Ours is a community and a movement unique in American history. I do not mean anything grandiose by that statement. It is a novel movement, small but dynamic, and still finding itself after eight years time. It is a movement predicated on uniting Americans on the basis of our differences politically, but in the conviction that there are deeper values that yet unite us as an American people.
As was written, and voted into approval, in our 2019 Platform by Braver Angels delegates at our 2019 convention in St. Louis, MO:
Proud of our origins, today we dedicate ourselves to the great task before us—to safeguard the spirit of our republic and to preserve its deepest unity. In our politics, let us work together when agreement is found and oppose one another in civility and good faith when it is not. In the work of Braver Angels, let us build trust between individuals and restore trust in our institutions. Let us labor together to discover and cherish our common heritage and identity as Americans. Let us strive as one for the “beloved community” of Reverend Dr.

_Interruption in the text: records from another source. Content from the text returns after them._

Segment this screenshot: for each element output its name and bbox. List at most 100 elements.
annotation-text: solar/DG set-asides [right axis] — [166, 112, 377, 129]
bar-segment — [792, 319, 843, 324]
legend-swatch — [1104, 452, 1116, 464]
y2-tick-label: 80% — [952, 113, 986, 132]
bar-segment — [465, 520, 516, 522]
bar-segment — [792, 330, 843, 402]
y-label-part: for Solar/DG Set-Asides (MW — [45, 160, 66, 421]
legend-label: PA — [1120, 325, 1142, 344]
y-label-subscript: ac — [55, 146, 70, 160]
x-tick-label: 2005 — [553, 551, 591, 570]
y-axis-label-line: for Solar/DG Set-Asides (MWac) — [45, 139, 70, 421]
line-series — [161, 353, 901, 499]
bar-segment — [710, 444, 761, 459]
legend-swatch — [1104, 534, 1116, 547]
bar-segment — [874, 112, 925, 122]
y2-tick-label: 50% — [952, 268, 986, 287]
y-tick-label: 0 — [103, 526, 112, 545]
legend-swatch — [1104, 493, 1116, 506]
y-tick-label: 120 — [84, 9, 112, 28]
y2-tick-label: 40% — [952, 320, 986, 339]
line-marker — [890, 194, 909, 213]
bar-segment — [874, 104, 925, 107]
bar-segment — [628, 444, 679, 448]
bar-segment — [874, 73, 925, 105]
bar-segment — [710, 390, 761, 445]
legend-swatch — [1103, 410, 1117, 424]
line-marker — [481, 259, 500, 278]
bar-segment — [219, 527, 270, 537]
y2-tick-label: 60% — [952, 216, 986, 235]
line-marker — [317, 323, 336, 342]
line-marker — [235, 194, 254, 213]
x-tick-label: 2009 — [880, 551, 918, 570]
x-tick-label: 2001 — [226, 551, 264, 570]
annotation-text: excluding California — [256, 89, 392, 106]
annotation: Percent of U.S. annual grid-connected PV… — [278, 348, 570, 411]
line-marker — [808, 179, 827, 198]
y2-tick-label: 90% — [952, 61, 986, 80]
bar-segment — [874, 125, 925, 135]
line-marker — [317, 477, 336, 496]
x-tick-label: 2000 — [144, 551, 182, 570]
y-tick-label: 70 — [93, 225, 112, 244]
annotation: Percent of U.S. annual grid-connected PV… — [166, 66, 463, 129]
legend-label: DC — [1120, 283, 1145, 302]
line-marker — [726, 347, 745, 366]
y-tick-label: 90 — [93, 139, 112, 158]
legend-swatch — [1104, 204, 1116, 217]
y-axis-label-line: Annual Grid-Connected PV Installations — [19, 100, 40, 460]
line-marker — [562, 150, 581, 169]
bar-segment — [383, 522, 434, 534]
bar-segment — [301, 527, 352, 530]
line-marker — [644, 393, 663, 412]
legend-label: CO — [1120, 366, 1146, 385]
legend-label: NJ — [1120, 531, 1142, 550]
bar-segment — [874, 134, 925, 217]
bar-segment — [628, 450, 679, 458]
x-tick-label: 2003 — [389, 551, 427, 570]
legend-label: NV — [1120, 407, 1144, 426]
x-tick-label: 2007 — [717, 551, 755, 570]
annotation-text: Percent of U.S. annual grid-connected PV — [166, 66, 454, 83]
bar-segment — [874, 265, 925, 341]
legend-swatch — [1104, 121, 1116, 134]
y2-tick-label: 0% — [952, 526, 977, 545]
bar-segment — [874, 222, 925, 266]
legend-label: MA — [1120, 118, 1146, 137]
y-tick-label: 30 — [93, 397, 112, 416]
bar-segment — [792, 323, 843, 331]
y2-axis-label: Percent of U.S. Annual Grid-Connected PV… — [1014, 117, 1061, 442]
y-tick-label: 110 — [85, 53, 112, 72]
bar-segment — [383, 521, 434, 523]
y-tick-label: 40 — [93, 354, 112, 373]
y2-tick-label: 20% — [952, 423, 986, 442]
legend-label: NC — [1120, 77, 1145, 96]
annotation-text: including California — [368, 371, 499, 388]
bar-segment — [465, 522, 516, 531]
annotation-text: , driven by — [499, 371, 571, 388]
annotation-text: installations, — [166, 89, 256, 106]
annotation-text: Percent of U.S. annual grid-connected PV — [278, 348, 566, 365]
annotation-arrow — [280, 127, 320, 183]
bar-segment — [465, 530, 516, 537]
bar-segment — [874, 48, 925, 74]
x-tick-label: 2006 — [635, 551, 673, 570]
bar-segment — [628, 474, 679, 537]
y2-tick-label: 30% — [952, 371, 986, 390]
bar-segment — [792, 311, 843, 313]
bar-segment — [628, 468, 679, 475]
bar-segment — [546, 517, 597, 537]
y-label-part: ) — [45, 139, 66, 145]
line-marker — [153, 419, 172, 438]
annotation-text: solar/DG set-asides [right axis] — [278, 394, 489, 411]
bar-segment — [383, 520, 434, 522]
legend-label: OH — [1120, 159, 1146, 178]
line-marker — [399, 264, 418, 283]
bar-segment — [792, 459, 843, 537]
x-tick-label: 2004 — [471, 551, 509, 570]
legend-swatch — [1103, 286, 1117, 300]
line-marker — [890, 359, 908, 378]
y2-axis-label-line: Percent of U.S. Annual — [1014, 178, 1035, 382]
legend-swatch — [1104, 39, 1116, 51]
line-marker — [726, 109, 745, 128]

Martin Luther King Jr’s vision and the “more perfect Union” of the Founders’ summoning.
We find ourselves as Americans, in part, by rediscovering the better angels of our common heritage. What the destiny of our work shall be in this modern day is up to we of this generation to make known. But as we do so, let us do so remembering that we are buoyed forward by the moral and civic examples of many might forebearers.
And that among them stand Abraham Lincoln and Martin Luther King Jr.